Hi, I hold a Diploma in Mechanical Engineering and working as a Manufacturing Engineer. My occupation can be best descriped as Mechanical Enginering Technician (NOC-2232) or Industrial Engineering Technician (2233). But 2232/2233 are not found in the lkist of eligible occupation. I am determined to migrate to Canada as FSW. 

Any suggesstion what can I do further? 
What is arranged employment? 
How can I arrange employment?

Note - I will anyway wail till May-2014 to see whether my occupation will become eligible. Appreciate any other suggesstions


----------



## Jrge (Mar 22, 2011)

Hi,


Packiyaraj said:


> Hi, I hold a Diploma in Mechanical Engineering and working as a Manufacturing Engineer. My occupation can be best descriped as Mechanical Enginering Technician (NOC-2232) or Industrial Engineering Technician (2233). But 2232/2233 are not found in the lkist of eligible occupation.

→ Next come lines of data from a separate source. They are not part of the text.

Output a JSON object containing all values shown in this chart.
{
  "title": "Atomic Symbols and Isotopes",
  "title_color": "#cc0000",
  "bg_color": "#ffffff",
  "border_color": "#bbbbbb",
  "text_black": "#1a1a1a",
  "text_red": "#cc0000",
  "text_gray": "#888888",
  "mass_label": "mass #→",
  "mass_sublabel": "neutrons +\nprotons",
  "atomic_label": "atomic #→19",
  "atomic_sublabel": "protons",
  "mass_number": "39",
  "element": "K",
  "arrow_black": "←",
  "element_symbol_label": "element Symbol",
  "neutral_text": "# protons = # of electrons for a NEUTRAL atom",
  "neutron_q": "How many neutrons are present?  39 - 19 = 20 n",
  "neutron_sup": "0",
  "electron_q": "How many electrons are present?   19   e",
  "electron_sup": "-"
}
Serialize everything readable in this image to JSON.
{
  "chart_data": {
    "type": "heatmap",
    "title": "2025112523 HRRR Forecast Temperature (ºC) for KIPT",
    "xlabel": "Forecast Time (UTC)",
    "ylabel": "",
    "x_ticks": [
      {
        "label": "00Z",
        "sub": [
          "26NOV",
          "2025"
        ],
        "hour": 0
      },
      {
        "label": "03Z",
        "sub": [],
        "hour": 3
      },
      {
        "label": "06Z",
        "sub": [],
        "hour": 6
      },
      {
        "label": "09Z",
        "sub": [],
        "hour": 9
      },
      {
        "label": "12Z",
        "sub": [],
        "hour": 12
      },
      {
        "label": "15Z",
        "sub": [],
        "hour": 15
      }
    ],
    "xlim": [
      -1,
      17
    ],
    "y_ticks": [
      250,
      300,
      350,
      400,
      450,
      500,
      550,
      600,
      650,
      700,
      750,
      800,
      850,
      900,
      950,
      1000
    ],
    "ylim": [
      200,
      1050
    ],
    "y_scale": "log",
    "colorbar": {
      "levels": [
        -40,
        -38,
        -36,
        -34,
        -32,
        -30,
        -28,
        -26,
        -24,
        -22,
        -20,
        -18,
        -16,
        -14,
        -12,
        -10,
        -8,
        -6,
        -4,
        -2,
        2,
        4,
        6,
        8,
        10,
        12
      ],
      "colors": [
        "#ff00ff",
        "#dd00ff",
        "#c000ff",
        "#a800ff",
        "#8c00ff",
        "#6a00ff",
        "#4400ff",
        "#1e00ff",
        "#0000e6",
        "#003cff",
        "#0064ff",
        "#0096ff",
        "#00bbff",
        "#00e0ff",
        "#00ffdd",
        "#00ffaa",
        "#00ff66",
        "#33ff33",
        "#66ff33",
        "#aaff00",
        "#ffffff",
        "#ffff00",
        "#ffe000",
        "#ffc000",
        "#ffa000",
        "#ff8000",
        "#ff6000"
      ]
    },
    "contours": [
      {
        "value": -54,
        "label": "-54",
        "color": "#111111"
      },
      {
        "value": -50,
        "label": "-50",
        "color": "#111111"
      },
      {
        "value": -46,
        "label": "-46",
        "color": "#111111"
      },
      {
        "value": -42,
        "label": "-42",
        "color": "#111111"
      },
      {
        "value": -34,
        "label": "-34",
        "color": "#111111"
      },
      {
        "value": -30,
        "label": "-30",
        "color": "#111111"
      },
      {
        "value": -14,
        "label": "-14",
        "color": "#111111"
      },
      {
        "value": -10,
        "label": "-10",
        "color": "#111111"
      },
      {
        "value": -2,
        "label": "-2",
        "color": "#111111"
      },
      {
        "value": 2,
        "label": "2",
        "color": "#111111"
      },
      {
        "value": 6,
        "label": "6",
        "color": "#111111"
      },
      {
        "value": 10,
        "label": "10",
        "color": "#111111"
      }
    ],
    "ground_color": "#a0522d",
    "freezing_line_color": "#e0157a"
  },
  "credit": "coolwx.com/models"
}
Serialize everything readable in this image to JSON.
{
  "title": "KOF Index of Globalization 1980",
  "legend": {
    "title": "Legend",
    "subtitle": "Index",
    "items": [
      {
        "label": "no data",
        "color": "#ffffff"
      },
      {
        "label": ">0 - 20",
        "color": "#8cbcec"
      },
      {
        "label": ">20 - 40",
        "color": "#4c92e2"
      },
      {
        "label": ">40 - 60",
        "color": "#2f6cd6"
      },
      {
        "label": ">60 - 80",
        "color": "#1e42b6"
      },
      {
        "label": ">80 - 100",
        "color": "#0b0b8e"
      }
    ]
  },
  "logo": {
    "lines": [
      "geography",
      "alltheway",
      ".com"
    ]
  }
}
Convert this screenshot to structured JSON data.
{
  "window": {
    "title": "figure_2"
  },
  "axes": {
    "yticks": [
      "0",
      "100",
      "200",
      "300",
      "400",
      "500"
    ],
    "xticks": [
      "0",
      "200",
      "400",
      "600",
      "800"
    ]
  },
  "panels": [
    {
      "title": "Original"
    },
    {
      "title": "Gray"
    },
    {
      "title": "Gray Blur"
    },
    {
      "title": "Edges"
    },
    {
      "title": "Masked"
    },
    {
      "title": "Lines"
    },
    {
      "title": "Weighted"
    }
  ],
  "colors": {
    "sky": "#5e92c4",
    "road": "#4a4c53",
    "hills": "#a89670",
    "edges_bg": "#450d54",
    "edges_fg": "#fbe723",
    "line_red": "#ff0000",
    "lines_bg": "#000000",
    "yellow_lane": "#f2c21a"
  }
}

I am determined to migrate to Canada as FSW.
> 
> Any suggesstion what can I do further?
> What is arranged employment?
> ...


You can arrange employment by applying to job openings, and if successful, then potential employer could apply for a Labour Market Opinion (LMO), if positive, then you will apply for Temporary Residence Visa (TRV) a for subsequent work permit at any Port of Entry (POE).

I trust your following post will already be answered here: Mechanical Engineer Jobs in Edmonton, AB | Indeed.com

Animo
(Cheers)


----------



## Packiyaraj (Oct 26, 2013)

Thank you for your response Mr.Animo
The link that you provided here is very useful

Thanks once again


----------